Estimating the adsorption data and understanding the adsorption behavior and mechanism of organic pollutants on nanoplastics are crucial for assessing their ecological risks. Herein, in silico techniques, i.e., grand canonical Monte Carlo simulations, density functional theory computations, and quantitative structure activity relationship (QSAR) modeling, were integrated to examine the adsorption of 39 representative aliphatic and aromatic compounds and nine emerging pollutants (brominated flame retardants and phosphorus flame retardants) onto 12 different nanoplastics under atmospheric conditions. Three QSAR models were constructed to predict the adsorption equilibrium constant (logK) for polyethylene, polyoxymethylene, and polyvinyl alcohol nanoplastics individually, along with 12 QSAR models for separately estimating adsorption capacities (Cm) on different nanoplastics. Furthermore, a novel multi-dimensional prediction model was developed, enabling simultaneous, high-throughput prediction of adsorption capacities across multiple nanoplastics and pollutants with a single input.
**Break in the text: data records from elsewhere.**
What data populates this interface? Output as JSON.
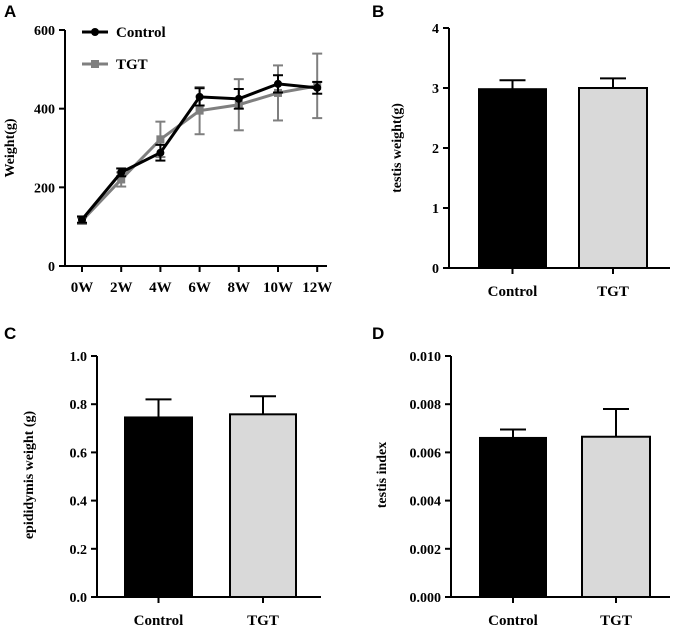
{
  "colors": {
    "control": "#000000",
    "tgt_line": "#7f7f7f",
    "tgt_bar": "#d9d9d9",
    "axis": "#000000"
  },
  "chart_data": [
    {
      "id": "A",
      "panel_label": "A",
      "type": "line",
      "title": "",
      "xlabel": "",
      "ylabel": "Weight(g)",
      "categories": [
        "0W",
        "2W",
        "4W",
        "6W",
        "8W",
        "10W",
        "12W"
      ],
      "ylim": [
        0,
        600
      ],
      "yticks": [
        "0",
        "200",
        "400",
        "600"
      ],
      "legend_position": "top-left",
      "series": [
        {
          "name": "Control",
          "marker": "circle",
          "values": [
            118,
            238,
            288,
            430,
            425,
            463,
            453
          ],
          "errors": [
            8,
            10,
            20,
            22,
            25,
            22,
            15
          ]
        },
        {
          "name": "TGT",
          "marker": "square",
          "values": [
            115,
            220,
            322,
            395,
            410,
            440,
            458
          ],
          "errors": [
            8,
            18,
            45,
            60,
            65,
            70,
            82
          ]
        }
      ]
    },
    {
      "id": "B",
      "panel_label": "B",
      "type": "bar",
      "xlabel": "",
      "ylabel": "testis weight(g)",
      "categories": [
        "Control",
        "TGT"
      ],
      "values": [
        2.98,
        3.0
      ],
      "errors": [
        0.15,
        0.16
      ],
      "ylim": [
        0,
        4
      ],
      "yticks": [
        "0",
        "1",
        "2",
        "3",
        "4"
      ]
    },
    {
      "id": "C",
      "panel_label": "C",
      "type": "bar",
      "xlabel": "",
      "ylabel": "epididymis weight (g)",
      "categories": [
        "Control",
        "TGT"
      ],
      "values": [
        0.745,
        0.758
      ],
      "errors": [
        0.075,
        0.075
      ],
      "ylim": [
        0,
        1.0
      ],
      "yticks": [
        "0.0",
        "0.2",
        "0.4",
        "0.6",
        "0.8",
        "1.0"
      ]
    },
    {
      "id": "D",
      "panel_label": "D",
      "type": "bar",
      "xlabel": "",
      "ylabel": "testis index",
      "categories": [
        "Control",
        "TGT"
      ],
      "values": [
        0.0066,
        0.00665
      ],
      "errors": [
        0.00035,
        0.00115
      ],
      "ylim": [
        0,
        0.01
      ],
      "yticks": [
        "0.000",
        "0.002",
        "0.004",
        "0.006",
        "0.008",
        "0.010"
      ]
    }
  ]
}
These results revealed that van der Waals and electrostatic interactions serve as the primary driving forces for the adsorption. The novel multi-dimensional prediction model facilitates rapid and comprehensive assessment of pollutant-nanoplastic interactions with one-click, and paves the way for improved risk evaluations and advancing predictive environmental research.